Canta, canta sua canção, Louco,
Dance sua música;
Que eu dançarei a minha.
Melodia do Amor Fati:
Olhos verdes de Diadorim;
Que, permeados de amor e de alegria,
Me ensinam a sensibilidade e a coragem.
...
Minha busca pela verdade termina aqui.
...
Nada tenho,
E nada levarei deste mundo.
Quando meu corpo cair à imobilidade física e moral,
Quando eu for apenas
Sangue coagulado
E carne em putrefação,
Enterra-me,
Enterra-me nesse céu estrelado;
Nessas águas frias;
Arrasta meu corpo esquelético com um trator e
Enterra-me nessa vala coletiva profunda;
Enterra-me de costas na poeira dos tempos...
...
Também, que seja infinito enquanto dure.
Que minha vida é uma oração
À mim mesmo e às pessoas que eu amo.
Ó obra de arte, co-criada por Obatalá e Olorum!
Esculpe-se!
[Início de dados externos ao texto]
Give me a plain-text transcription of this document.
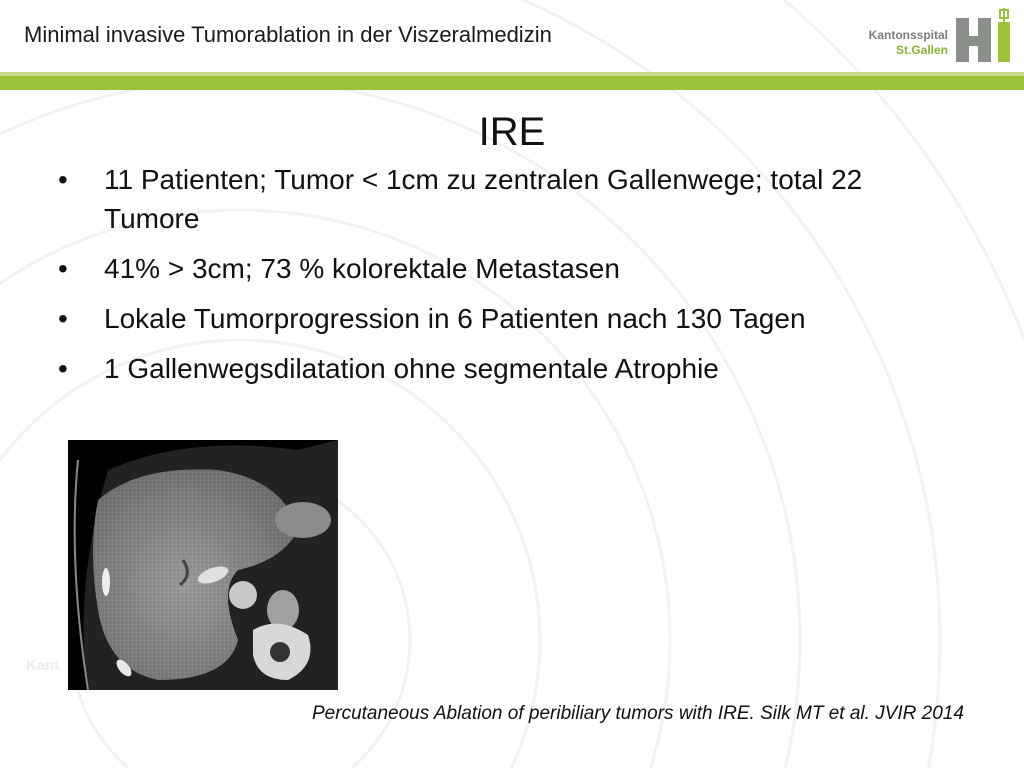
Minimal invasive Tumorablation in der Viszeralmedizin	Kantonsspital
St.Gallen
IRE
• 11 Patienten; Tumor < 1cm zu zentralen Gallenwege; total 22 Tumore
• 41% > 3cm; 73 % kolorektale Metastasen
• Lokale Tumorprogression in 6 Patienten nach 130 Tagen
• 1 Gallenwegsdilatation ohne segmentale Atrophie
Kant
Percutaneous Ablation of peribiliary tumors with IRE. Silk MT et al. JVIR 2014
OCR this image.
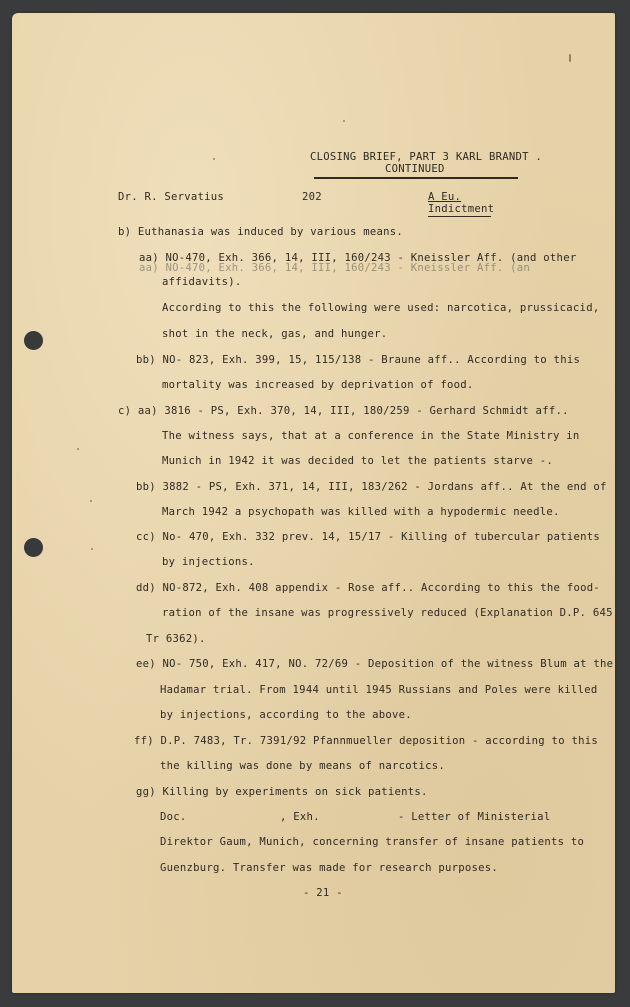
CLOSING BRIEF, PART 3 KARL BRANDT .
CONTINUED
Dr. R. Servatius	202	A Eu.
Indictment
b) Euthanasia was induced by various means.
aa) NO-470, Exh. 366, 14, III, 160/243 - Kneissler Aff. (and other
aa) NO-470, Exh. 366, 14, III, 160/243 - Kneissler Aff. (an
affidavits).
According to this the following were used: narcotica, prussicacid,
shot in the neck, gas, and hunger.
bb) NO- 823, Exh. 399, 15, 115/138 - Braune aff.. According to this
mortality was increased by deprivation of food.
c) aa) 3816 - PS, Exh. 370, 14, III, 180/259 - Gerhard Schmidt aff..
The witness says, that at a conference in the State Ministry in
Munich in 1942 it was decided to let the patients starve -.
bb) 3882 - PS, Exh. 371, 14, III, 183/262 - Jordans aff.. At the end of
March 1942 a psychopath was killed with a hypodermic needle.
cc) No- 470, Exh. 332 prev. 14, 15/17 - Killing of tubercular patients
by injections.
dd) NO-872, Exh. 408 appendix - Rose aff.. According to this the food-
ration of the insane was progressively reduced (Explanation D.P. 645
Tr 6362).
ee) NO- 750, Exh. 417, NO. 72/69 - Deposition of the witness Blum at the
Hadamar trial. From 1944 until 1945 Russians and Poles were killed
by injections, according to the above.
ff) D.P. 7483, Tr. 7391/92 Pfannmueller deposition - according to this
the killing was done by means of narcotics.
gg) Killing by experiments on sick patients.
Doc.	, Exh.	- Letter of Ministerial
Direktor Gaum, Munich, concerning transfer of insane patients to
Guenzburg. Transfer was made for research purposes.
- 21 -
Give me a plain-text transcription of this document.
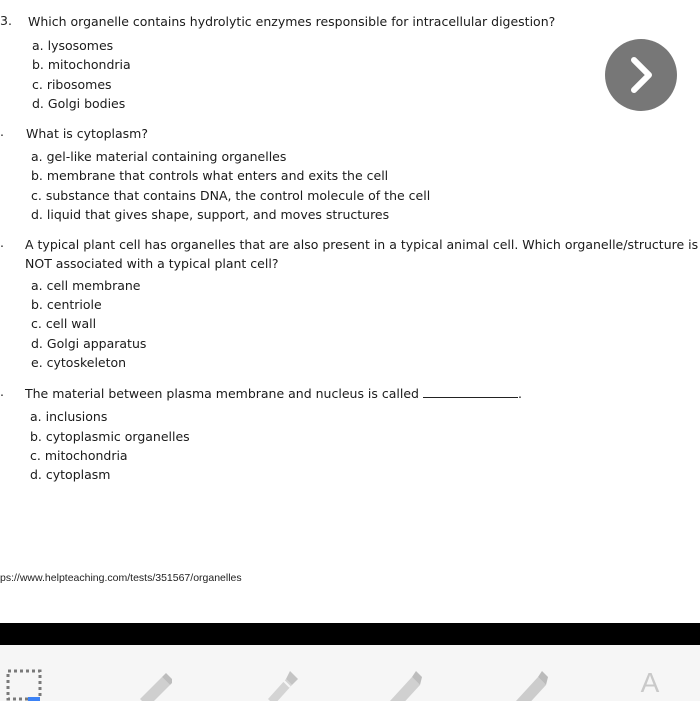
3. Which organelle contains hydrolytic enzymes responsible for intracellular digestion?
a. lysosomes
b. mitochondria
c. ribosomes
d. Golgi bodies
. What is cytoplasm?
a. gel-like material containing organelles
b. membrane that controls what enters and exits the cell
c. substance that contains DNA, the control molecule of the cell
d. liquid that gives shape, support, and moves structures
. A typical plant cell has organelles that are also present in a typical animal cell. Which organelle/structure is
NOT associated with a typical plant cell?
a. cell membrane
b. centriole
c. cell wall
d. Golgi apparatus
e. cytoskeleton
. The material between plasma membrane and nucleus is called	.
a. inclusions
b. cytoplasmic organelles
c. mitochondria
d. cytoplasm
ps://www.helpteaching.com/tests/351567/organelles
A
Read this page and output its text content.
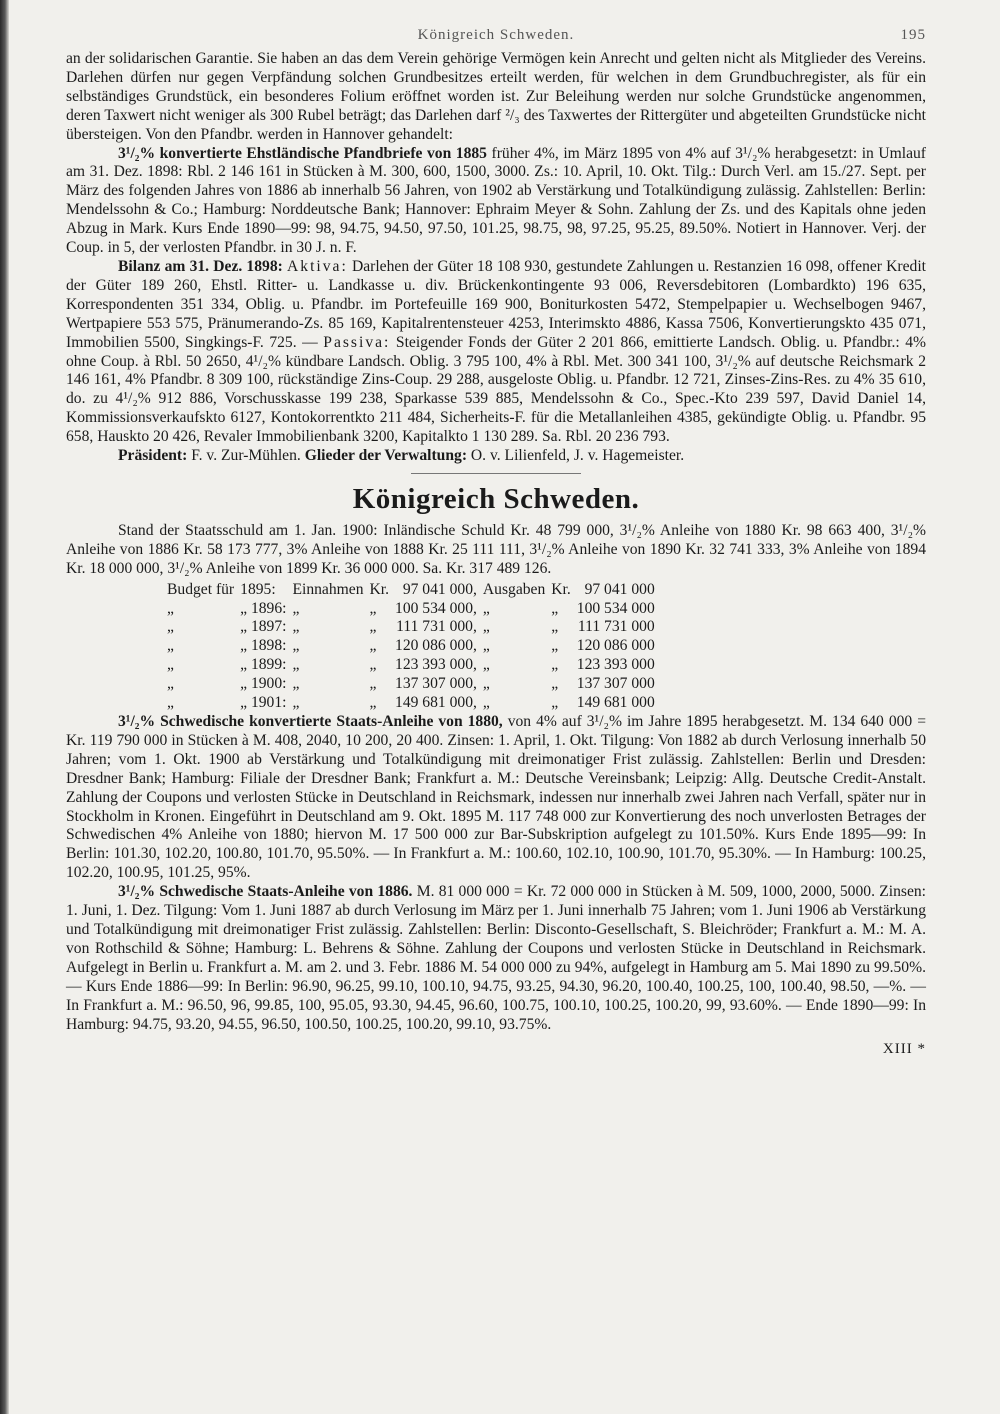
Königreich Schweden.	195

an der solidarischen Garantie. Sie haben an das dem Verein gehörige Vermögen kein Anrecht und gelten nicht als Mitglieder des Vereins. Darlehen dürfen nur gegen Verpfändung solchen Grundbesitzes erteilt werden, für welchen in dem Grundbuchregister, als für ein selbständiges Grundstück, ein besonderes Folium eröffnet worden ist. Zur Beleihung werden nur solche Grundstücke angenommen, deren Taxwert nicht weniger als 300 Rubel beträgt; das Darlehen darf ²/₃ des Taxwertes der Rittergüter und abgeteilten Grundstücke nicht übersteigen. Von den Pfandbr. werden in Hannover gehandelt:

3¹/₂% konvertierte Ehstländische Pfandbriefe von 1885 früher 4%, im März 1895 von 4% auf 3¹/₂% herabgesetzt: in Umlauf am 31. Dez. 1898: Rbl. 2 146 161 in Stücken à M. 300, 600, 1500, 3000. Zs.: 10. April, 10. Okt. Tilg.: Durch Verl. am 15./27. Sept. per März des folgenden Jahres von 1886 ab innerhalb 56 Jahren, von 1902 ab Verstärkung und Totalkündigung zulässig. Zahlstellen: Berlin: Mendelssohn & Co.; Hamburg: Norddeutsche Bank; Hannover: Ephraim Meyer & Sohn. Zahlung der Zs. und des Kapitals ohne jeden Abzug in Mark. Kurs Ende 1890—99: 98, 94.75, 94.50, 97.50, 101.25, 98.75, 98, 97.25, 95.25, 89.50%. Notiert in Hannover. Verj. der Coup. in 5, der verlosten Pfandbr. in 30 J. n. F.

Bilanz am 31. Dez. 1898: Aktiva: Darlehen der Güter 18 108 930, gestundete Zahlungen u. Restanzien 16 098, offener Kredit der Güter 189 260, Ehstl. Ritter- u. Landkasse u. div. Brückenkontingente 93 006, Reversdebitoren (Lombardkto) 196 635, Korrespondenten 351 334, Oblig. u. Pfandbr. im Portefeuille 169 900, Boniturkosten 5472, Stempelpapier u. Wechselbogen 9467, Wertpapiere 553 575, Pränumerando-Zs. 85 169, Kapitalrentensteuer 4253, Interimskto 4886, Kassa 7506, Konvertierungskto 435 071, Immobilien 5500, Singkings-F. 725. — Passiva: Steigender Fonds der Güter 2 201 866, emittierte Landsch. Oblig. u. Pfandbr.: 4% ohne Coup. à Rbl. 50 2650, 4¹/₂% kündbare Landsch. Oblig. 3 795 100, 4% à Rbl. Met. 300 341 100, 3¹/₂% auf deutsche Reichsmark 2 146 161, 4% Pfandbr. 8 309 100, rückständige Zins-Coup. 29 288, ausgeloste Oblig. u. Pfandbr. 12 721, Zinses-Zins-Res. zu 4% 35 610, do. zu 4¹/₂% 912 886, Vorschusskasse 199 238, Sparkasse 539 885, Mendelssohn & Co., Spec.-Kto 239 597, David Daniel 14, Kommissionsverkaufskto 6127, Kontokorrentkto 211 484, Sicherheits-F. für die Metallanleihen 4385, gekündigte Oblig. u. Pfandbr. 95 658, Hauskto 20 426, Revaler Immobilienbank 3200, Kapitalkto 1 130 289. Sa. Rbl. 20 236 793.

Präsident: F. v. Zur-Mühlen. Glieder der Verwaltung: O. v. Lilienfeld, J. v. Hagemeister.

Königreich Schweden.

Stand der Staatsschuld am 1. Jan. 1900: Inländische Schuld Kr. 48 799 000, 3¹/₂% Anleihe von 1880 Kr. 98 663 400, 3¹/₂% Anleihe von 1886 Kr. 58 173 777, 3% Anleihe von 1888 Kr. 25 111 111, 3¹/₂% Anleihe von 1890 Kr. 32 741 333, 3% Anleihe von 1894 Kr. 18 000 000, 3¹/₂% Anleihe von 1899 Kr. 36 000 000. Sa. Kr. 317 489 126.

Budget für	1895:	Einnahmen	Kr.	97 041 000,	Ausgaben	Kr.	97 041 000
„	„ 1896:	„	„	100 534 000,	„	„	100 534 000
„	„ 1897:	„	„	111 731 000,	„	„	111 731 000
„	„ 1898:	„	„	120 086 000,	„	„	120 086 000
„	„ 1899:	„	„	123 393 000,	„	„	123 393 000
„	„ 1900:	„	„	137 307 000,	„	„	137 307 000
„	„ 1901:	„	„	149 681 000,	„	„	149 681 000

3¹/₂% Schwedische konvertierte Staats-Anleihe von 1880, von 4% auf 3¹/₂% im Jahre 1895 herabgesetzt. M. 134 640 000 = Kr. 119 790 000 in Stücken à M. 408, 2040, 10 200, 20 400. Zinsen: 1. April, 1. Okt. Tilgung: Von 1882 ab durch Verlosung innerhalb 50 Jahren; vom 1. Okt. 1900 ab Verstärkung und Totalkündigung mit dreimonatiger Frist zulässig. Zahlstellen: Berlin und Dresden: Dresdner Bank; Hamburg: Filiale der Dresdner Bank; Frankfurt a. M.: Deutsche Vereinsbank; Leipzig: Allg. Deutsche Credit-Anstalt. Zahlung der Coupons und verlosten Stücke in Deutschland in Reichsmark, indessen nur innerhalb zwei Jahren nach Verfall, später nur in Stockholm in Kronen. Eingeführt in Deutschland am 9. Okt. 1895 M. 117 748 000 zur Konvertierung des noch unverlosten Betrages der Schwedischen 4% Anleihe von 1880; hiervon M. 17 500 000 zur Bar-Subskription aufgelegt zu 101.50%. Kurs Ende 1895—99: In Berlin: 101.30, 102.20, 100.80, 101.70, 95.50%. — In Frankfurt a. M.: 100.60, 102.10, 100.90, 101.70, 95.30%. — In Hamburg: 100.25, 102.20, 100.95, 101.25, 95%.

3¹/₂% Schwedische Staats-Anleihe von 1886. M. 81 000 000 = Kr. 72 000 000 in Stücken à M. 509, 1000, 2000, 5000. Zinsen: 1. Juni, 1. Dez. Tilgung: Vom 1. Juni 1887 ab durch Verlosung im März per 1. Juni innerhalb 75 Jahren; vom 1. Juni 1906 ab Verstärkung und Totalkündigung mit dreimonatiger Frist zulässig. Zahlstellen: Berlin: Disconto-Gesellschaft, S. Bleichröder; Frankfurt a. M.: M. A. von Rothschild & Söhne; Hamburg: L. Behrens & Söhne. Zahlung der Coupons und verlosten Stücke in Deutschland in Reichsmark. Aufgelegt in Berlin u. Frankfurt a. M. am 2. und 3. Febr. 1886 M. 54 000 000 zu 94%, aufgelegt in Hamburg am 5. Mai 1890 zu 99.50%. — Kurs Ende 1886—99: In Berlin: 96.90, 96.25, 99.10, 100.10, 94.75, 93.25, 94.30, 96.20, 100.40, 100.25, 100, 100.40, 98.50, —%. — In Frankfurt a. M.: 96.50, 96, 99.85, 100, 95.05, 93.30, 94.45, 96.60, 100.75, 100.10, 100.25, 100.20, 99, 93.60%. — Ende 1890—99: In Hamburg: 94.75, 93.20, 94.55, 96.50, 100.50, 100.25, 100.20, 99.10, 93.75%.

XIII *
Acabe-se!
Siga a voz da sua própria natureza, aprendiz de Ori,
E floresça em qualquer lugar.
A salvação da minha alma é terrena,
Se encontra na arte, na nossa força ativa.
Aos Pilares da Terra,
Alma Abismo,
Que transpõe a terra e o mar
Ao infinito do olhar.
Do pouco que é,
Dê tudo de si,
Ame, viva, experimente
Cada instante único com a intensidade que merece.
Não lamente pelas folhas que caem das árvores,
Não perca a si mesmo nas dores,
Que uma vida sem perdas é uma vida sem amor.